By Patrick Katagata,
Secretary – Strategic Scientific Advisory Council and Thinktank,
STI Secretariat – Office of The President.
Further to, “Not everyone does science, let alone, excellently”, a statement I made in my previous article about STI being a key driver for Socio-economic transformation, thankfully published here, I would now like to stress a few more positions in view of the headline to this article:
- However highly gifted scientists may be, they cannot produce safe innovations—especially those meant for human and animal health such as vaccines, drugs, and therapeutics, without observing strict processes and procedures;
- From time to time, there will be conspiracy theories, suspicions, and claims regarding STI doers’ motives, security concerns that might accrue, efficacy or the lack thereof of products at hand, and accountability for resources—especially those having monetary value, inter-alia, invested in the churning out of given innovations;
- Lest conspiracies turn out adversely true, STI doers be unnecessarily misconstrued to be unscrupulous, or out of wanton ignorance, politically-motivated malice, policymakers frustrate STI development and deployment, yet it is, in modern society, indispensable in the socio-economic transformation quest, scientists, policymakers, national security handlers—and other relevant stakeholders, need to form a symbiotic functional synergy to reap from STI.
The media in Uganda has in recent days been awash with controversy between some policymakers and scientists. The former sought to establish whether or not the latter, associated with the Presidential Initiative on Diseases and Epidemics (PRESIDE), duped the President when they reportedly promised him that they would work towards producing a COVID-19 Vaccine, which two years after the pandemic subsided, has not come through! In one of the Accountability queries before the [Parliamentary] Public Accounts Committee (PAC), the scientists attempted without much success, to explain to the policymakers that producing a vaccine needed, at the furthest extension, fifteen years. The media picked it up and it attracted undue mockery.
Vaccines, to be really safe and effective, cannot miraculously produced in a haste. Never, except, of course, if there is existing infrastructure and human capital to build upon. Vaccine candidates must undergo all requisite clinical trials, without flouting any manufacturing process. To this effect, an excerpt from an Abstract by Dr. Jennifer Pancorbo, PhD, posits, “Developing a new vaccine from scratch takes considerable time. It depends a lot on how much information is available about the disease itself, how the disease infects people and spreads, and so on. But it traditionally has taken 5-10 years to get a new vaccine.” Dr. Jennifer Pancorbo is the Director of Industry Programs and Research at the North Carolina (USA) based Golden LEAF Biomanufacturing Training and Education Center (BTEC).
Unlike other countries such as America which had already built internal capacity—both infrastructure and Human Capital, and easily leveraged on these when COVID-19 broke out, Uganda, was highly unlikely to produce COVID-19 Vaccines before the pandemic subsided.

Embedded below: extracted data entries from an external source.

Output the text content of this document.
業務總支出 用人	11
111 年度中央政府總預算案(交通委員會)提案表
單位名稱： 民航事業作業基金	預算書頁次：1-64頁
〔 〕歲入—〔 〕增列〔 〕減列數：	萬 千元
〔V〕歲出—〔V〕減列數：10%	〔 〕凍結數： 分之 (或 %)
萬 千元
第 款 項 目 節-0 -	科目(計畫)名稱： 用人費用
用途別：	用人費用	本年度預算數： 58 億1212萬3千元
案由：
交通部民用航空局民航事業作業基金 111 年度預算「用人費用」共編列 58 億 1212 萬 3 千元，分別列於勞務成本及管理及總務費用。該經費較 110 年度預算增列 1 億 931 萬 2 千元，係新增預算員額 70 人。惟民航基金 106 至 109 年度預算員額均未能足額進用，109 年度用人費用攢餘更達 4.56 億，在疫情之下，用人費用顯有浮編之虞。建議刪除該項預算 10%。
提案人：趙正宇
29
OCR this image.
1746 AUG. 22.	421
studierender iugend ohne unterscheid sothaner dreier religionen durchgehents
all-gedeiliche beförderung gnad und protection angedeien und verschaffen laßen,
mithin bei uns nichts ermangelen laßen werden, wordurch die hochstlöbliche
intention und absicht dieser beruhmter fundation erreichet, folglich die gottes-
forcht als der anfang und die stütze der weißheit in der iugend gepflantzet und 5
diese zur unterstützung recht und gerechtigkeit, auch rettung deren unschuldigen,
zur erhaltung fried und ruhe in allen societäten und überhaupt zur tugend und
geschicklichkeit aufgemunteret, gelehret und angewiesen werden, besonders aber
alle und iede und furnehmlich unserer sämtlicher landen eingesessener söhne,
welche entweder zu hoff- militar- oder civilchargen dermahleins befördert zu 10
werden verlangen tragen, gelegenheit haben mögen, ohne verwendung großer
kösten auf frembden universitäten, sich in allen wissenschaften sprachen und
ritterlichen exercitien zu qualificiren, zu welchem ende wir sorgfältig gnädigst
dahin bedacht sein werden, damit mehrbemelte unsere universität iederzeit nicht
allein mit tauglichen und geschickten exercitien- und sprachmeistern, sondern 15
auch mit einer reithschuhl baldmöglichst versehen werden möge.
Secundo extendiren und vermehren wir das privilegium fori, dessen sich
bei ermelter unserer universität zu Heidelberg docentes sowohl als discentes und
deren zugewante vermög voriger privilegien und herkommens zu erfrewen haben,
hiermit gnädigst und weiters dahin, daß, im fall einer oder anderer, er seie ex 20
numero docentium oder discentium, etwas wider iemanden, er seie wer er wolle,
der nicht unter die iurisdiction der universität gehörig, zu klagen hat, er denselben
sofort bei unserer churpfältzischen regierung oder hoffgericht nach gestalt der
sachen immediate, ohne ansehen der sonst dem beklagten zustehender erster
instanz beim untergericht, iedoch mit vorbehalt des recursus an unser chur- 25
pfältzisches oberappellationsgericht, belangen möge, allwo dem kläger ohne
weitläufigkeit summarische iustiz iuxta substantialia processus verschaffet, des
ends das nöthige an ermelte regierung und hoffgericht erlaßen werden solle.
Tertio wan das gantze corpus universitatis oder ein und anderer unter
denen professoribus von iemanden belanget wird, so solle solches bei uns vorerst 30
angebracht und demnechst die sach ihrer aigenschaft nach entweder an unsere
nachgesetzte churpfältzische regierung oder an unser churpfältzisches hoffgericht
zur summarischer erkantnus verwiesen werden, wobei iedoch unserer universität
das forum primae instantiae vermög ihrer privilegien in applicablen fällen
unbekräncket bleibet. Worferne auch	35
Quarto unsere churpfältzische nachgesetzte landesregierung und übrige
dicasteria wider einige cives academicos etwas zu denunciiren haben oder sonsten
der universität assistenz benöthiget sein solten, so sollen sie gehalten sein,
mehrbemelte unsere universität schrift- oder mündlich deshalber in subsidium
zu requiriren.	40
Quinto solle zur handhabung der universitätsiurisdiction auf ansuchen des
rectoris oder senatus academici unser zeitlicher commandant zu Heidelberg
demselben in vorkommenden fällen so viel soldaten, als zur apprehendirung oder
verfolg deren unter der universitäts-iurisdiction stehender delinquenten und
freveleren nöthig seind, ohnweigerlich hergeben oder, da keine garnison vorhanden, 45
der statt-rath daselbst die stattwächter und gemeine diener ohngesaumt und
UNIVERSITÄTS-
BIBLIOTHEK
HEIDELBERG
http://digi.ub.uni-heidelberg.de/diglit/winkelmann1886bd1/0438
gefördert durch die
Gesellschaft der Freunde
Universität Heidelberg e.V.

For instance, America quickly came up with COVID-19 Vaccines because it had previously produced one for Severe Acute Respiratory Syndrome (SARS) which, although different from COVID-19, is also part of the coronavirus family, stemming from a different coronavirus strain—SARS-CoV or SARS-CoV-1. Therefore, SARS and COVID-19 being in the same coronavirus family, and with existing infrastructure and human capital previously employed to curb SARS, it was easier for America to build upon existing resources and quickly churn out COVID-19 Vaccines unlike Uganda and other nations that had to build from scratch!
In the aforesaid policymakers versus scientists’ stand-off, the latter assured the former that they had embraced the COVID-19 onslaught, given delayed vaccine supplies, and vaccine apartheid, as an eye-opener for Uganda to embark on Research and Development (R&D), and build internal capacity—infrastructure and human capital, to avert future epidemics. So far so good!
Finally, without stern security masterly, a country’s defence system is incomplete and vulnerable, and socio-economic gains at risk of ruin.